I'm looking for an algorithm to compute pow() that's tail-recursive and uses memoization to speed up repeated calculations.
Performance isn't an issue; this is mostly an intellectual exercise - I spent a train ride coming up with all the different pow() implementations I could, but was unable to come up with one that I was happy with that had these two properties.
My best shot was the following:
def calc_tailrec_mem(base, exp, cache_line={}, acc=1, ctr=0):
if exp == 0:
return 1
elif exp == 1:
return acc * base
elif exp in cache_line:
val = acc * cache_line[exp]
cache_line[exp + ctr] = val
return val
else:
cache_line[ctr] = acc
return calc_tailrec_mem(base, exp-1, cache_line, acc * base, ctr + 1)
It works, but it doesn't memoize the results of all calculations - only those with exponents 1..exp/2 and exp.
I don't think you're recording the correct thing in your cache, the mapping changed when you call it with different arguments.
I think you need to have a cache of (base,exp) -> pow(base,exp).
I understand what ctr is for, and why only half of what you expect is recorded.

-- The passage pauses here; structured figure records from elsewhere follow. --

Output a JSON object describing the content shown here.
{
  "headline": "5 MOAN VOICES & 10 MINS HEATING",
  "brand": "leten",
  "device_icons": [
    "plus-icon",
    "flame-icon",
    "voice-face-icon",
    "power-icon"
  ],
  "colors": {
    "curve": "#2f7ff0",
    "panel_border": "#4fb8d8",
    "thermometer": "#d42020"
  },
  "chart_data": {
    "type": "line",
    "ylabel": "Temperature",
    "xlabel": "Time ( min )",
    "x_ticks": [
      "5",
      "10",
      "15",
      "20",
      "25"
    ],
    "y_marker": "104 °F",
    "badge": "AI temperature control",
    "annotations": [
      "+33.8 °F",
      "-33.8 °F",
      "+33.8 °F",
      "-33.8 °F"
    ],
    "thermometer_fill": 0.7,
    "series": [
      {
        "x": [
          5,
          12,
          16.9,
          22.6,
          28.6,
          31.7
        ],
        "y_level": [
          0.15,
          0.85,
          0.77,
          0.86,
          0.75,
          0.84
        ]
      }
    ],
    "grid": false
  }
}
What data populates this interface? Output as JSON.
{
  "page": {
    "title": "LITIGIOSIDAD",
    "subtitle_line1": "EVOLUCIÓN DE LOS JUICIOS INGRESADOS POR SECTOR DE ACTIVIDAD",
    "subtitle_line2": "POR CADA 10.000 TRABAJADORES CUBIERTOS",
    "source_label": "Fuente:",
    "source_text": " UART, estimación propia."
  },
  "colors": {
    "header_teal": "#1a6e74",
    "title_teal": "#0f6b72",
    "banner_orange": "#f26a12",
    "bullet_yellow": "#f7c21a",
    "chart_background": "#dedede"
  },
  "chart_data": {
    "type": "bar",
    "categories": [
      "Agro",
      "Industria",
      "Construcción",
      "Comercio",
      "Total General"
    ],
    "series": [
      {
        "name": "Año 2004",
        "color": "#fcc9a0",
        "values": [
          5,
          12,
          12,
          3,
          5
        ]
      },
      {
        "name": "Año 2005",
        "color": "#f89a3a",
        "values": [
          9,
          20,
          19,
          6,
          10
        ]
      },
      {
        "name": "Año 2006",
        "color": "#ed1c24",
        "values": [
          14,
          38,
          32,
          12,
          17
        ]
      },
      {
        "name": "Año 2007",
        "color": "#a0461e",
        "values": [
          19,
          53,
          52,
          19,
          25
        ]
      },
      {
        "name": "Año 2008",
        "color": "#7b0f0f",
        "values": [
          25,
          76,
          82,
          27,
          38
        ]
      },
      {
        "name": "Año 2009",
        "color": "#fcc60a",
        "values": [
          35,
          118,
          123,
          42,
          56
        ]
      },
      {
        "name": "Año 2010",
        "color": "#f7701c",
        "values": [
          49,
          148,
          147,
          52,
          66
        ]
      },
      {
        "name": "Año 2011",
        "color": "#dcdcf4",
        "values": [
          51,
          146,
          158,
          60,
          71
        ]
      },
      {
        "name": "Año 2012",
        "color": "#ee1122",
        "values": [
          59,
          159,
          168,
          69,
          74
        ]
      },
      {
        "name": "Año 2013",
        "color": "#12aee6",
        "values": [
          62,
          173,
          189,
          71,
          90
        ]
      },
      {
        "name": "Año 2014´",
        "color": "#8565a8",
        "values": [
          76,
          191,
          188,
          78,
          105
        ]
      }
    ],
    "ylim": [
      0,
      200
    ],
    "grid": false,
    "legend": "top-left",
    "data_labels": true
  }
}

Consider calc_tailrec_mem(2,4): First level, pow(2,1) is recorded as 2, the next level = calc_tailrec_mem(2,3,...), and pow(2,2) is recorded. The next level is calc_tailrec_mem(2,2,...), but that is already saved in the cache, so the recursion stops.
The function is very confusing because it's caching something completely different from what it's supposed to be calculating, due to the acculumator and ctr.